Anyways, apart from retrieving resulsets in xml format, with who knows what schema, I hadn't used xml in sql server much, and thought that *that* xml support was all a programmer gal could wish for.
Oh, I was wrong!
My last project involved a great deal of importing xml into sql server 2000 and it was indeed interesting.
I noticed a few things I would like to blog about so I could keep a reminder for future projects.
  1. sql server 2000 won't import xml using a DTS package unless you have the "proper mapping" of your xml schema and your database schema. I was never able to tickle the proper mapping... My first idea was infering an xsd file out of the xml (I created that with a visual studio console app, loading the xml into a dataset and infering schema, but that didn't seem to work as the proper mapping) See this article Importing XML into sql server 2000.
  2. what about Excel? you theoretically can import xml into Excel, associate an xsd file to your spreadsheet and have it all imported into sql server 2000. Voila! it should be just a couple of clicks. Don't run that fast. Excel won't import complex xml, this is an xml with a complex schema, where there are several child nodes with more child nodes (complex nested types indicating a one to many relationships). I even tried to separate the xml for importing one complex type or table at a time and realized I had to save all of my .xls files as csv (comma separated text) to have them imported properly.
Ok, now that we ended up writing a a dot net utility to use ADO.NET, now that we load the XML and synchronize the dataset with the table in sql server 2k, lets check if I can retrieve the xml out of the database to be able to work with smaller chunks of data in xml format.
  1. This part of the project was also fun indeed.

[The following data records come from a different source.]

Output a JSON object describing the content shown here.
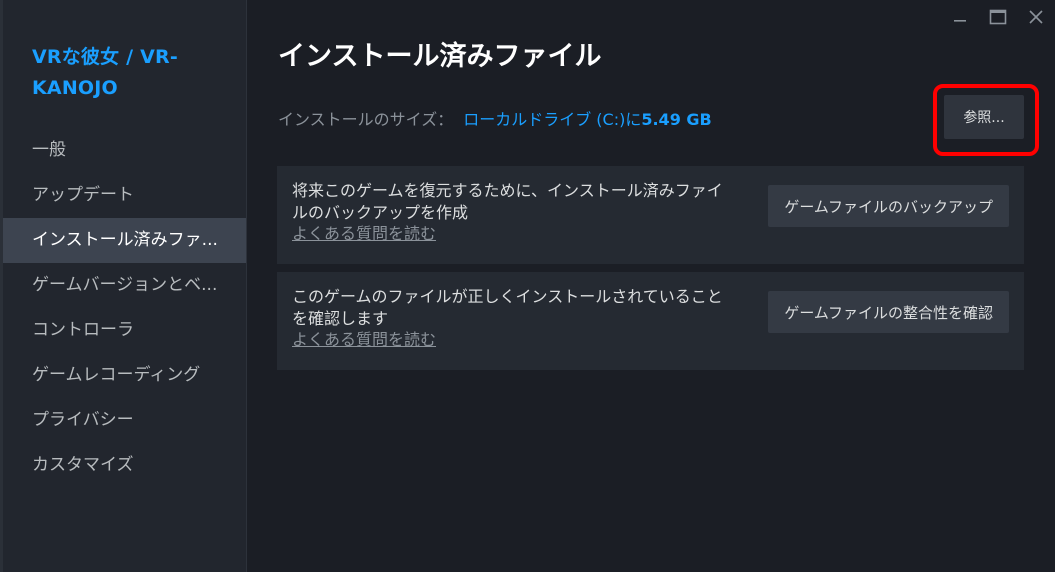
{
  "sidebar": {
    "game_title": "VRな彼女 / VR-KANOJO",
    "items": [
      {
        "label": "一般"
      },
      {
        "label": "アップデート"
      },
      {
        "label": "インストール済みファ..."
      },
      {
        "label": "ゲームバージョンとベ..."
      },
      {
        "label": "コントローラ"
      },
      {
        "label": "ゲームレコーディング"
      },
      {
        "label": "プライバシー"
      },
      {
        "label": "カスタマイズ"
      }
    ],
    "active_index": 2
  },
  "window": {
    "minimize_icon": "minimize-icon",
    "maximize_icon": "maximize-icon",
    "close_icon": "close-icon"
  },
  "main": {
    "title": "インストール済みファイル",
    "size_label": "インストールのサイズ：",
    "size_drive": "ローカルドライブ (C:)に",
    "size_value": "5.49 GB",
    "browse_button": "参照...",
    "backup": {
      "description": "将来このゲームを復元するために、インストール済みファイルのバックアップを作成",
      "faq_link": "よくある質問を読む",
      "button": "ゲームファイルのバックアップ"
    },
    "verify": {
      "description": "このゲームのファイルが正しくインストールされていることを確認します",
      "faq_link": "よくある質問を読む",
      "button": "ゲームファイルの整合性を確認"
    }
  },
  "colors": {
    "accent": "#1a9fff",
    "highlight": "#ff0000",
    "background": "#1b1e25",
    "sidebar": "#22262e"
  }
}
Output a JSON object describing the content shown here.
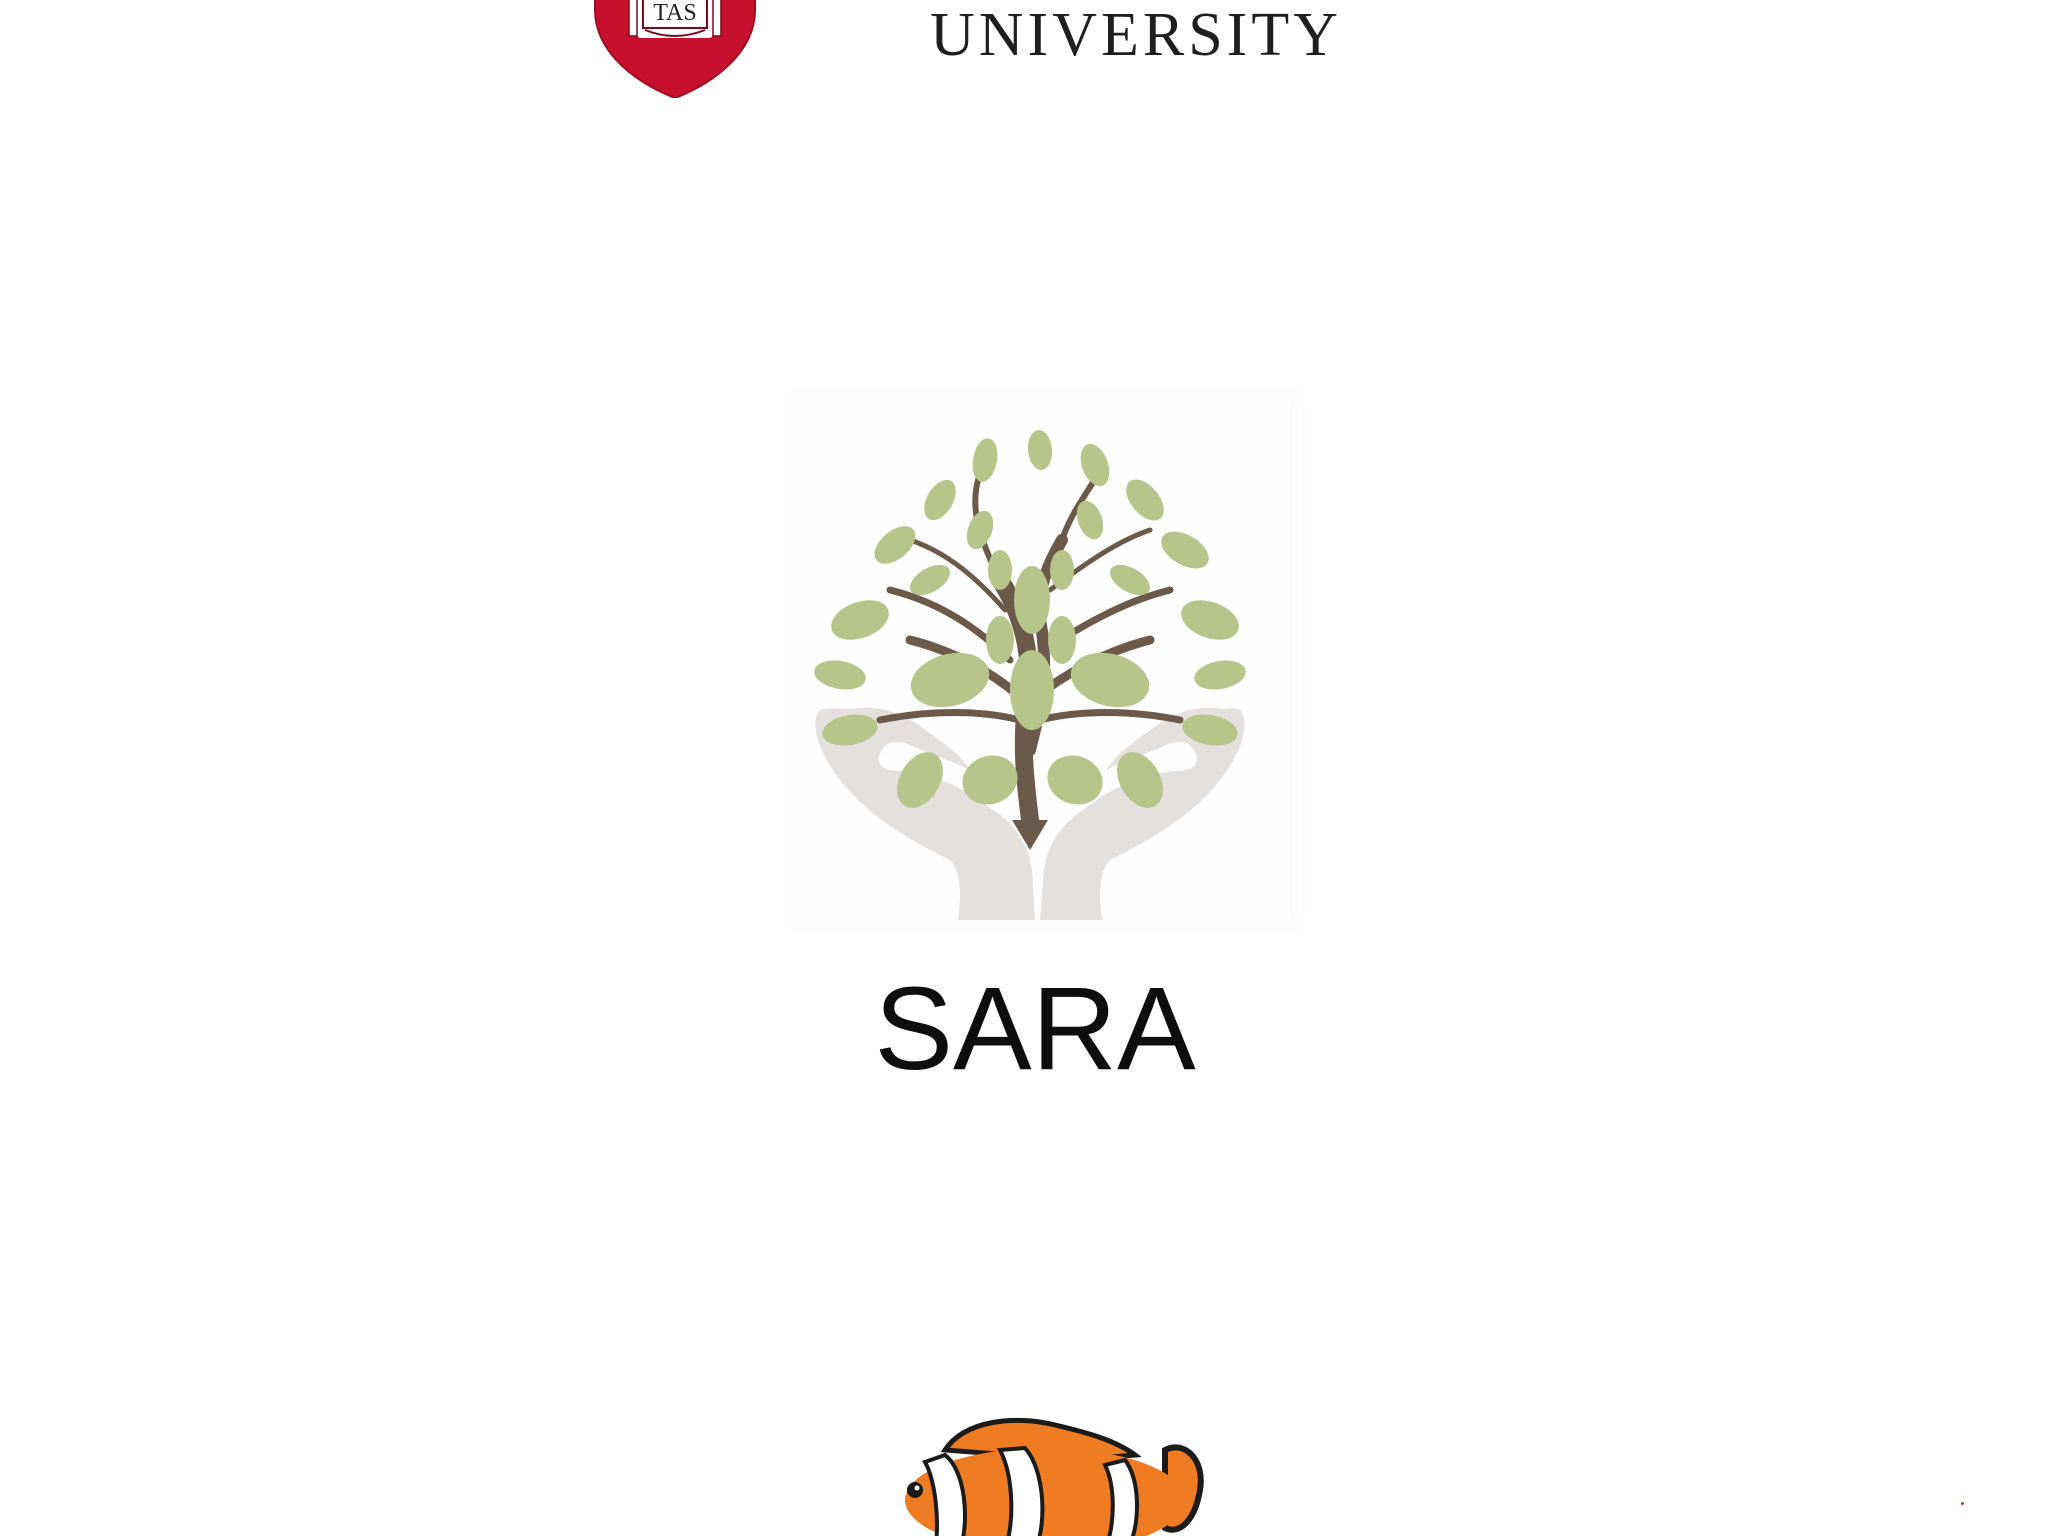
{
  "screen": "splash",
  "header": {
    "logo_icon": "university-shield-icon",
    "shield_text": "TAS",
    "wordmark": "UNIVERSITY",
    "brand_color": "#c8102e"
  },
  "app": {
    "logo_icon": "tree-in-hands-icon",
    "name": "SARA",
    "leaf_color": "#b7c48a",
    "trunk_color": "#6b5a4a",
    "hands_color": "#e3e0de"
  },
  "mascot": {
    "icon": "clownfish-icon",
    "body_color": "#ef7b22"
  }
}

The T-SQL clause for XML does not seem to work when some of the columns in your table are defined as text and will truncate the resulset over a maximun length.
  2. SQL server 2000 is unable to retrive the xml with the schema you would like. Apart from the data truncation, you should make deep xslt with the data afterwards to have it properly complying with the schema you want.
Hopefully sql server 2005 will answer some of our prayers. There is a xml data type, so worse case scenario, you can load the whole document into a column in a temporary table(I know this is not a good practice to have a huge document in a table column), apply XQuery to it and be able to retrieve the chunk of information you do want to import into your tables. DTS packages for importing xml should be better, old sql server 2000 relied on scripting language for everything with the known drawback that scripting languages are typeless.

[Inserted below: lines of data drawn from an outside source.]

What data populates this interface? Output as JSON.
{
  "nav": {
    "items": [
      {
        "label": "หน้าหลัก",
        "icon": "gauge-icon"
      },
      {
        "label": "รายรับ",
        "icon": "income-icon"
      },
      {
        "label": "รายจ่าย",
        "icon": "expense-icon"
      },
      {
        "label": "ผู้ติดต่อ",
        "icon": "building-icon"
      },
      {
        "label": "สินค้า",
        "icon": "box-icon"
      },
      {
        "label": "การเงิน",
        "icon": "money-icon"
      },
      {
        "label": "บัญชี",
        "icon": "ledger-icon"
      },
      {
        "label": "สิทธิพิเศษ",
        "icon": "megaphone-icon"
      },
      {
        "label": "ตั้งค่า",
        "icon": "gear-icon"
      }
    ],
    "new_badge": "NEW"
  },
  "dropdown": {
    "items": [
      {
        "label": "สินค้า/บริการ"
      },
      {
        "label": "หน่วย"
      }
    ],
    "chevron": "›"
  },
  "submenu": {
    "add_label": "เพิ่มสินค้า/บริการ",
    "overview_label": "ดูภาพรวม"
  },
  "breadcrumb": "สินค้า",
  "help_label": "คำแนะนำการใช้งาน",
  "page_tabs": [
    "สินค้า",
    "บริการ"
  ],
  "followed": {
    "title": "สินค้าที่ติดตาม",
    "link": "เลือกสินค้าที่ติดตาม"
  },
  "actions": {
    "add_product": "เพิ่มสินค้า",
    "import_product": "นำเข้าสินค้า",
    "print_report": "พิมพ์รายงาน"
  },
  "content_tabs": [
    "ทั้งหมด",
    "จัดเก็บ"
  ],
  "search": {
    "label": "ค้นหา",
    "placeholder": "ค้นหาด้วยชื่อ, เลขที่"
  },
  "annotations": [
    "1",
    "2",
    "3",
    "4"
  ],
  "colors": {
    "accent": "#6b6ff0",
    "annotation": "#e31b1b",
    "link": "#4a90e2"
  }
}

Said all this, I might blog about sql server 2k5 in a next post (I really like the CTE Common table expressions), ...if I get over this blogging lazyness.
That's all folks!

Thursday, January 05, 2006

Here I am still ranting about database design and PK selection

Following the thread from previous post (and mostly to have this as a personal reminder) I came across this article
Identity and Primary Keys @ sqlteam.com
The idea behind this article is to encourage Database developers to use Natural Keys as the Primary Keys on their entities design. I have seen so many designs like that and have been so much against them. I wanted to double check and posted a thread on sql-server-l at groups.ittoolbox.com.

Some of the brief comments here:
Natural key is not good as a primary key at all. It is usually much longer
than int identity(1,1) 4 bytes.

Natural key is very cumbersome to use as a foreign key.

I am amazed that this became a debate here.

Ahem, it might be a newbie question alright!

I also got another comment on how a uniqueidentifier field cannot guarantee uniqueness:

I have seen plenty of people create databases where the only unique ident=
ifier was a surrogate key, such as a sql server id column. These people o=
ften show up here asking how to delete duplicates. (haven't you seen a to=
n of them here Kalman?) Duplicates? How can there be any duplicates if yo=
u have a sql server ID column as a primary key? LOL

This dba proposed to use Natural Keys as PK and got this reply back:

Take my advice all: int identity(1,1) is the best primary key. You can put
unique contraint or unique index on the natural key column.

Back in the glory days of sybase it was a pain to construct your own
identity(1,1) through the use of the max function.

But the best of all is this comment that was inserted into the original article. Original comment here (page two of the comments, nickname quazibubble)I know the comment is a little bit rude, but I liked how clear that explanation is:

A solid, mature OLTP database architecture has entities with a single identity or GUID PK defined, usually as a clustered index, that by definition is totally meaningless except for building relational structures behind the scenes. That is it's ONLY purpose. Think of it as an undercover system column that has nothing to do with the entity it belongs to, you just happen to be able to see it as a developer. You'll use design systems in the future that don't even give YOU, the developer, access to this column or it's values, but it will be there (they've already existed as CASE tools and their ancestors, as well as their simpler, more useful prodigy). Your job should be designing ENTITIES AND RELATIONSHIP, not PKs and FKs. If you find yourself pondering what to use for a PK (beyond the question of "should it be an identity or GUID?"), you are doing something terribly wrong and will be costing a whole team a great deal of money and headache, even long after you a fired.

Furthermore, if a PK is not meaningless--e.g. it is any attribute remotely helping to add human meaning to the entity (SSN, network login, etc.), there WILL be cascading updates throughout the entire system, many people are going to be very pissed, and you will look like a jacka**. Users make typos, people change their names. Any data that was entered by or derived from a human at any point is subject to change. To be perfectly compliant with the forms of normalization, the value in a PK should not even be used as an account number. But giving a system-defined value that later becomes meaningful to a human is not nearly as harmful as using an existing value of meaning for a PK.


End of reminder